Looking back over what I accomplished, I realized I must have spent way too much time talking! But it was a lot of fun.
For the first time since I've started knitting socks, I've got two different socks on the needles. This is "against the rules" for me, because I'm the kind of person who could easily start half a dozen different projects, so many that I could never get them all finished. This would irritate me to no end, so I try not to have more than one of the same kind of project at one time. For example, one cross stitch project, one knitting project, one sewing project . . .
(I've stretched the rules a bit this on a knitting surprise . . . for another time!)

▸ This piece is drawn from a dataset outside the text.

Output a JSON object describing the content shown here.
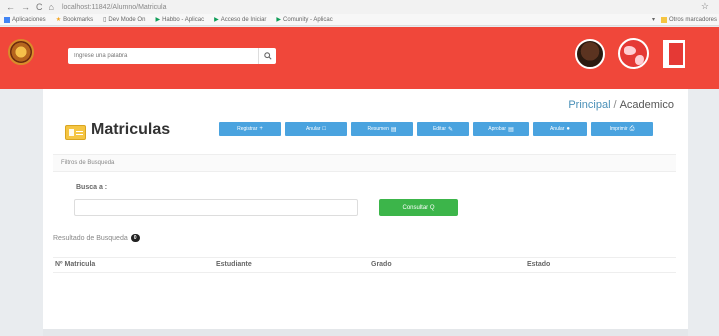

But I started a sock for my friend. I made her a pair of socks before, but I neglected to write down what size shoe she wears. I don't want to guess from my memory, because socks that don't fit are a bummer. And I know I would guess wrong. So I sent her an e-mail. I kept knitting along, until I got down past the heel, until I was afraid to go any further without knowing for sure. I hate ripping out, so i waited. . .
Its been almost a week, and I haven't heard back from her. I started a pair of funky socks for my sister. I've almost finished her first sock, and still no word back from my friend. I must admit, I'm a little hurt. Perhaps she wasn't as keen on her first pair of socks as I thought . . . maybe she doesn't actually want another pair of my lovely, time-consuming, love in each stitch handmade socks. grrrrrrrr.
My sister vows that she will love the funky socks no matter how bright and colorful they are. At least someone loves me . . . .growl.
People's reactions to hand-knit socks are very strange. They seem to take it for granted. I've given away about half the socks I've made, and I have recieved a grand total of one thank you note. I don't expect jumping up and down and squeels of glee (okay, yeah, I do -- ) and I can accept that non-knitters have maybe less of an understanding of exactly what kind of commitment it takes to churn out not just one, but a pair of handmade socks: casting on and joining without twisting, the magic of the heel turning, the anxiety of a hole-free guesset, the careful toe decreases. But a little gratitude doesn't seem like asking too much, does it?